While I am not religious (except during the Jewish High Holy days) I respect anyone who has faith, finds comfort in that faith and doesnt insist I too must find faith.

I hope things continue to go well for you ... on every level.

:-Daryl

Jay said...

You sound a lot like me.

My family were not at all religious. I remember being sent to Sunday School in a Baptist church at one time, more because my parents wanted time to themselves than anything else, but I don't remember learning anything much about religion or God there. My parents never attended except for occasional Easter and Christmas services.

My spiritual quest has been lifelong but sporadic. I too fell asleep during prayers. I attended various churches when I felt the need to connect in a better way with the Eternal, and I ended up with the Quakers, and joined the Society of Friends. I feel very comfortable with the Quaker faith and lack of doctrine and ceremony. I don't attend Meeting now, for a variety of reasons, but I still feel very much a Quaker at heart and still embrace the philosophy, and believe that there is 'that of God' in every human being.
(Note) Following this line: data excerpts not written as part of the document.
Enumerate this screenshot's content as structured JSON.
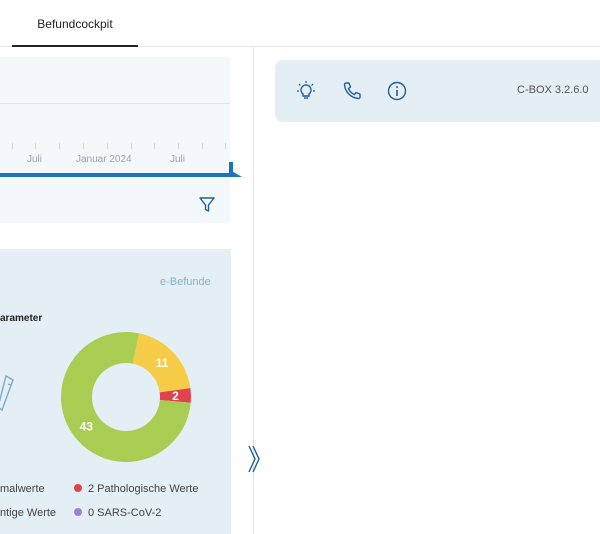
{
  "tabs": [
    {
      "label": "Befundcockpit",
      "active": true
    }
  ],
  "timeline": {
    "tick_labels": [
      "Juli",
      "Januar 2024",
      "Juli"
    ]
  },
  "results": {
    "link": "e-Befunde",
    "title": "arameter",
    "donut": [
      {
        "value": 11,
        "color": "#f6cb47"
      },
      {
        "value": 2,
        "color": "#e0434e"
      },
      {
        "value": 43,
        "color": "#a9cd52"
      }
    ],
    "legend": [
      {
        "label": "malwerte",
        "color": "#a9cd52"
      },
      {
        "label": "2 Pathologische Werte",
        "color": "#e0434e"
      },
      {
        "label": "ntige Werte",
        "color": "#f6cb47"
      },
      {
        "label": "0 SARS-CoV-2",
        "color": "#a07ed0"
      }
    ]
  },
  "infobar": {
    "version": "C-BOX 3.2.6.0",
    "icons": [
      "lightbulb-icon",
      "phone-icon",
      "info-icon"
    ]
  },
  "colors": {
    "accent": "#1a76b9",
    "icon": "#1f5f9a"
  }
}
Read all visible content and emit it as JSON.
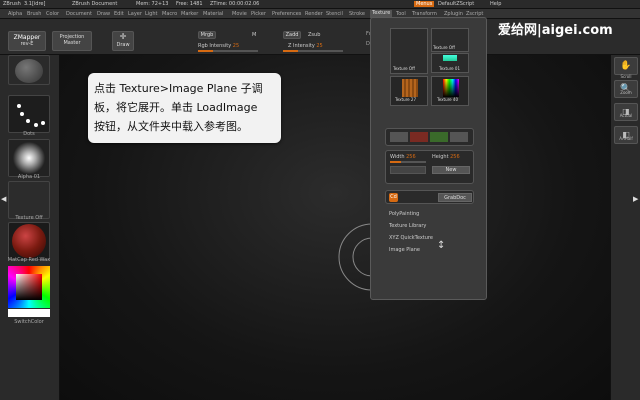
{
  "titlebar": {
    "app": "ZBrush",
    "version": "3.1[idre]",
    "document": "ZBrush Document",
    "mem": "Mem: 72+13",
    "free": "Free: 1481",
    "ztime": "ZTime: 00:00:02.06",
    "menus_label": "Menus",
    "script": "DefaultZScript",
    "help": "Help"
  },
  "menubar": {
    "items": [
      "Alpha",
      "Brush",
      "Color",
      "Document",
      "Draw",
      "Edit",
      "Layer",
      "Light",
      "Macro",
      "Marker",
      "Material",
      "Movie",
      "Picker",
      "Preferences",
      "Render",
      "Stencil",
      "Stroke",
      "Texture",
      "Tool",
      "Transform",
      "Zplugin",
      "Zscript"
    ],
    "active": "Texture"
  },
  "toolbar": {
    "zmapper": "ZMapper",
    "zmapper_sub": "rev-E",
    "projection": "Projection",
    "projection_sub": "Master",
    "draw": "Draw",
    "mrgb": "Mrgb",
    "m": "M",
    "rgb_intensity": "Rgb Intensity",
    "rgb_intensity_val": "25",
    "zadd": "Zadd",
    "zsub": "Zsub",
    "z_intensity": "Z Intensity",
    "z_intensity_val": "25",
    "focal": "Focal",
    "draw_size": "Draw"
  },
  "leftshelf": {
    "dots_label": "Dots",
    "alpha_label": "Alpha 01",
    "texture_label": "Texture Off",
    "matcap_label": "MatCap Red Wax",
    "switchcolor": "SwitchColor"
  },
  "texture_palette": {
    "slot1": "Texture Off",
    "slot2": "Texture Off",
    "slot3": "Texture 27",
    "slot4": "Texture 01",
    "slot5": "Texture 40",
    "width_label": "Width",
    "width_val": "256",
    "height_label": "Height",
    "height_val": "256",
    "new_btn": "New",
    "grabdoc": "GrabDoc",
    "cd": "Cd",
    "polypainting": "PolyPainting",
    "texture_library": "Texture Library",
    "xyz_quicktexture": "XYZ QuickTexture",
    "image_plane": "Image Plane"
  },
  "rightshelf": {
    "scroll": "Scroll",
    "zoom": "Zoom",
    "actual": "Actual",
    "aahalf": "AAHalf"
  },
  "callout": {
    "line1": "点击 Texture>Image Plane 子调",
    "line2": "板，将它展开。单击 LoadImage",
    "line3": "按钮，从文件夹中载入参考图。"
  },
  "watermark": "爱给网|aigei.com",
  "colors": {
    "accent": "#d66a12",
    "panel": "#3a3a3a",
    "callout_bg": "#f2f2f2"
  }
}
I wish you well in your quest. There are many paths up the mountain, and the path does not end in this lifetime. We may wander off one, and choose another, but we get there if we keep climbing upward.

Coal Miner's Granddaughter said...

Hey, hon. I think that's awesome that you've found spiritual base that makes you comfortable and happy. I think that's what it's all about. I, too, have found many tenants of Buddhism that interest this lapsed Presbyterian but overall the faith is so foreign to me as a Westerner.

I'll probably find a Presbyterian/Episcopalian/Lutheran church that comfortably fits us. Until then, we'll see.

I'm so happy for you and your spirit! :-)

Don Mills Diva said...

Of course I wish you well Momma - you sound like someone who deserves all the happiness in the world.

Lori said...

I, too can relate to your quest. I've thought about posting about the changes in my religion and spirituality and overall belief structure but never got my "gumption" up. Now I think I will, after reading your marvelous post.
I wish you nothing but good wishes and tons of love and happiness.

Momma said...

Dearest readers:

Wow.

May I just say that again? Wow. You have renewed my faith in humanity.

Maggie - I wish I could get that hug, girl. You know what I'm talking about here.

Cee - It is indeed a lifelong quest. This is a new phase.

Daryl - No worries. I won't be trying to change anyone but myself. I'm the one who needs to be the change I want to see in the world, to paraphrase a great man.

Jay - The Quakers fascinate me. If the roots I traced down about my paternal grandfather's people are correct, we started out as Quakers.

CMGD - When you need it, you will find it. I'm here to tell ya.

DMD - Thank you, sweetie. As do you!

Lori - I know that fear. I was really afraid of a resounding silence on my blog today. When I logged on after work? Here are all these beautiful responses!

Peace to all - D

Not Afraid To Use It said...

When my ESL students would argue over which was the "right" religious way, I would draw a picture of our school on the chalkboard. I would ask each of the students where they lived and how they got to school every day. Living in a major metropolitan area everyone had to take different freeways to get to our location. The end result, I would tell them, is that they all ended up in the same place. You could not tell the other person they were wrong in their directions because they all ended up at the same destination. As long as we are all traveling in the same direction and end up with the same result, does it really matter how we get there?

They couldn't really argue with that. Not to my face, anyway.

I have lots of feelings about your post. We'll have to have a good chat sometime. There's just too much to write.

Momma said...

NATUI - I like you more every day! You are one smart cookie - Peace - D

CrazyCath said...

I hope you continue in your peace - I am catching up on your blog and you did not lose this reader at all! Any reader you lose is not some one you would call "friend". I took a similar 'risk' (if that is what you call it) in a post recently, rationalising that whilst I would be obviously saddened to lose some readers, asking myself if they really are the readers I want if they are that shallow.

I am pleased to report that they are not.